Al inicio, nadie sabía quién o qué era este microscópico invasor, estábamos ciegos ante sus efectos y su
potencial para desmoronar la fragilidad del orden. Unos meses pasaron, y a medida que aprendíamos los pasos
del enemigo, las alarmas saltaron. Por deber o por voluntad, los humanos decidimos aislarnos de forma
voluntaria y unánime (en su mayoría) en nuestras casas, residencias y apartamentos con tal de evitar la
propagación del patógeno, todo en nombre del bien común, por supuesto. Y entonces, casi de la noche a la
mañana, el mundo se detuvo: Los cines dejaron de estrenar películas, los restaurantes dejaron de recibir
comensales, y las carreteras se quedaron sin carros. Parecía postapocalíptico, casi como salido de una película
de ciencia ficción en la que toda la humanidad había sido erradicada. Los negocios que no soportaron la
tempestad se vieron forzados a cerrar sus puertas. Muchas personas perdieron su trabajo, los mercados se
desplomaron, y muchas economías entraron en recesión. Pero el show debía continuar.

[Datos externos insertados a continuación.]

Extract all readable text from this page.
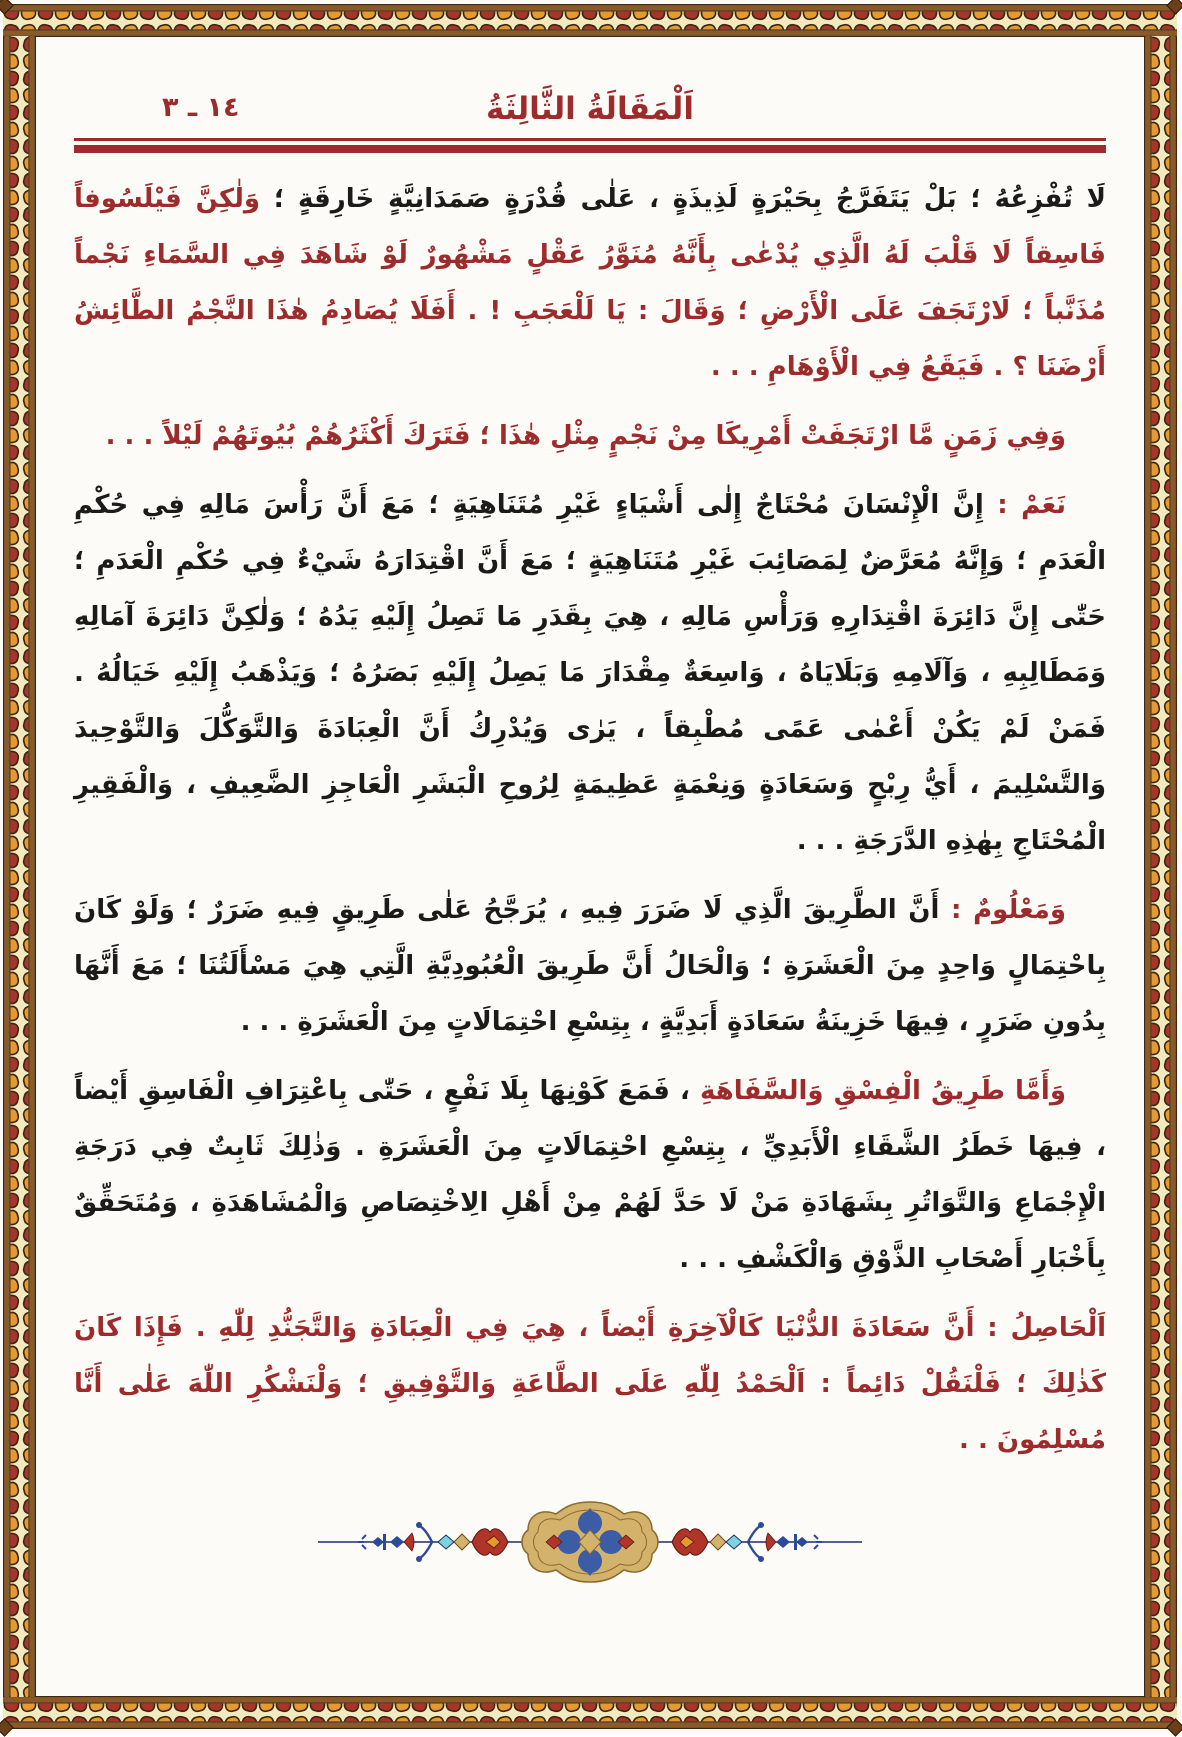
١٤ ـ ٣	اَلْمَقَالَةُ الثَّالِثَةُ

لَا تُفْزِعُهُ ؛ بَلْ يَتَفَرَّجُ بِحَيْرَةٍ لَذِيذَةٍ ، عَلٰى قُدْرَةٍ صَمَدَانِيَّةٍ خَارِقَةٍ ؛ وَلٰكِنَّ فَيْلَسُوفاً فَاسِقاً لَا قَلْبَ لَهُ الَّذِي يُدْعٰى بِأَنَّهُ مُنَوَّرُ عَقْلٍ مَشْهُورٌ لَوْ شَاهَدَ فِي السَّمَاءِ نَجْماً مُذَنَّباً ؛ لَارْتَجَفَ عَلَى الْأَرْضِ ؛ وَقَالَ : يَا لَلْعَجَبِ ! . أَفَلَا يُصَادِمُ هٰذَا النَّجْمُ الطَّائِشُ أَرْضَنَا ؟ . فَيَقَعُ فِي الْأَوْهَامِ . . .

وَفِي زَمَنٍ مَّا ارْتَجَفَتْ أَمْرِيكَا مِنْ نَجْمٍ مِثْلِ هٰذَا ؛ فَتَرَكَ أَكْثَرُهُمْ بُيُوتَهُمْ لَيْلاً . . .

نَعَمْ : إِنَّ الْإِنْسَانَ مُحْتَاجٌ إِلٰى أَشْيَاءٍ غَيْرِ مُتَنَاهِيَةٍ ؛ مَعَ أَنَّ رَأْسَ مَالِهِ فِي حُكْمِ الْعَدَمِ ؛ وَإِنَّهُ مُعَرَّضٌ لِمَصَائِبَ غَيْرِ مُتَنَاهِيَةٍ ؛ مَعَ أَنَّ اقْتِدَارَهُ شَيْءٌ فِي حُكْمِ الْعَدَمِ ؛ حَتّٰى إِنَّ دَائِرَةَ اقْتِدَارِهِ وَرَأْسِ مَالِهِ ، هِيَ بِقَدَرِ مَا تَصِلُ إِلَيْهِ يَدُهُ ؛ وَلٰكِنَّ دَائِرَةَ آمَالِهِ وَمَطَالِبِهِ ، وَآلَامِهِ وَبَلَايَاهُ ، وَاسِعَةٌ مِقْدَارَ مَا يَصِلُ إِلَيْهِ بَصَرُهُ ؛ وَيَذْهَبُ إِلَيْهِ خَيَالُهُ . فَمَنْ لَمْ يَكُنْ أَعْمٰى عَمًى مُطْبِقاً ، يَرٰى وَيُدْرِكُ أَنَّ الْعِبَادَةَ وَالتَّوَكُّلَ وَالتَّوْحِيدَ وَالتَّسْلِيمَ ، أَيُّ رِبْحٍ وَسَعَادَةٍ وَنِعْمَةٍ عَظِيمَةٍ لِرُوحِ الْبَشَرِ الْعَاجِزِ الضَّعِيفِ ، وَالْفَقِيرِ الْمُحْتَاجِ بِهٰذِهِ الدَّرَجَةِ . . .

وَمَعْلُومٌ : أَنَّ الطَّرِيقَ الَّذِي لَا ضَرَرَ فِيهِ ، يُرَجَّحُ عَلٰى طَرِيقٍ فِيهِ ضَرَرٌ ؛ وَلَوْ كَانَ بِاحْتِمَالٍ وَاحِدٍ مِنَ الْعَشَرَةِ ؛ وَالْحَالُ أَنَّ طَرِيقَ الْعُبُودِيَّةِ الَّتِي هِيَ مَسْأَلَتُنَا ؛ مَعَ أَنَّهَا بِدُونِ ضَرَرٍ ، فِيهَا خَزِينَةُ سَعَادَةٍ أَبَدِيَّةٍ ، بِتِسْعِ احْتِمَالَاتٍ مِنَ الْعَشَرَةِ . . .

وَأَمَّا طَرِيقُ الْفِسْقِ وَالسَّفَاهَةِ ، فَمَعَ كَوْنِهَا بِلَا نَفْعٍ ، حَتّٰى بِاعْتِرَافِ الْفَاسِقِ أَيْضاً ، فِيهَا خَطَرُ الشَّقَاءِ الْأَبَدِيِّ ، بِتِسْعِ احْتِمَالَاتٍ مِنَ الْعَشَرَةِ . وَذٰلِكَ ثَابِتٌ فِي دَرَجَةِ الْإِجْمَاعِ وَالتَّوَاتُرِ بِشَهَادَةِ مَنْ لَا حَدَّ لَهُمْ مِنْ أَهْلِ الِاخْتِصَاصِ وَالْمُشَاهَدَةِ ، وَمُتَحَقِّقٌ بِأَخْبَارِ أَصْحَابِ الذَّوْقِ وَالْكَشْفِ . . .

اَلْحَاصِلُ : أَنَّ سَعَادَةَ الدُّنْيَا كَالْآخِرَةِ أَيْضاً ، هِيَ فِي الْعِبَادَةِ وَالتَّجَنُّدِ لِلّٰهِ . فَإِذَا كَانَ كَذٰلِكَ ؛ فَلْنَقُلْ دَائِماً : اَلْحَمْدُ لِلّٰهِ عَلَى الطَّاعَةِ وَالتَّوْفِيقِ ؛ وَلْنَشْكُرِ اللّٰهَ عَلٰى أَنَّا مُسْلِمُونَ . .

Si en algo somos buenos como especie, es en adaptarnos y encontrar una manera de superar la tempestad: Por
más que todo esté en nuestra contra, siempre buscamos aquella luz al final del camino, y el COVID no fue
excepción. Combinando un poco de ingenio con la tecnología; los docentes y maestros de todo el mundo,
aquellas personas con una labor tan valiosa pero tan ignorada, se propusieron idear una manera de seguir
esparciendo el regalo del saber sin que el aislamiento fuese una limitante, y si bien el método tenía sus fallos,
era mejor que la alternativa. Así comenzaron las clases en línea, al menos para nosotros.
Al inicio, nada fue fácil: nos era difícil el adaptarnos a esta nueva forma de aprender, y los maestros hacían su
mejor esfuerzo por impartir educación de calidad en una modalidad desconocida para ellos. Pasaron las semanas
y luego los meses, y de una forma u otra, nos acostumbramos a este nuevo mundo. Un mundo en el que
estábamos más conectados pero a la vez más solos, uno en el que nos abrazamos a través de una pantalla y las
buenas noches se dicen por mensaje se convirtió en la norma. Pasaron los meses y luego los años, la lucha
contra el COVID se intensificaba, y cada vez nos acercábamos más a la victoria.
Tras haber navegado 2 años en esta nueva realidad, el mundo pudo ir abriendo sus puertas poco a poco. La
gente regresaba a las calles, las economías se reactivaban, y el mundo lentamente regresaba a ser como era
antes, y nosotros por fin pudimos regresar a vernos el uno al otro y tomar clases en la misma aula, aunque claro,
con algunas precauciones. La alegría de volvernos a ver en persona era indescriptible. Por fin se había
terminado. La victoria no fue fácil, la batalla fue ardua y acalorada, perdimos a muchos en el camino e
indudablemente algunas cosas nunca volverán a ser como eran antes, pero lo sobrellevamos y nos unimos como
humanidad para el bien común. Puede que aún sintamos las cicatrices del ayer, pero nunca perdimos la
esperanza: siempre podemos ver al mañana con la frente en alto y esperar que sea mejor que el hoy.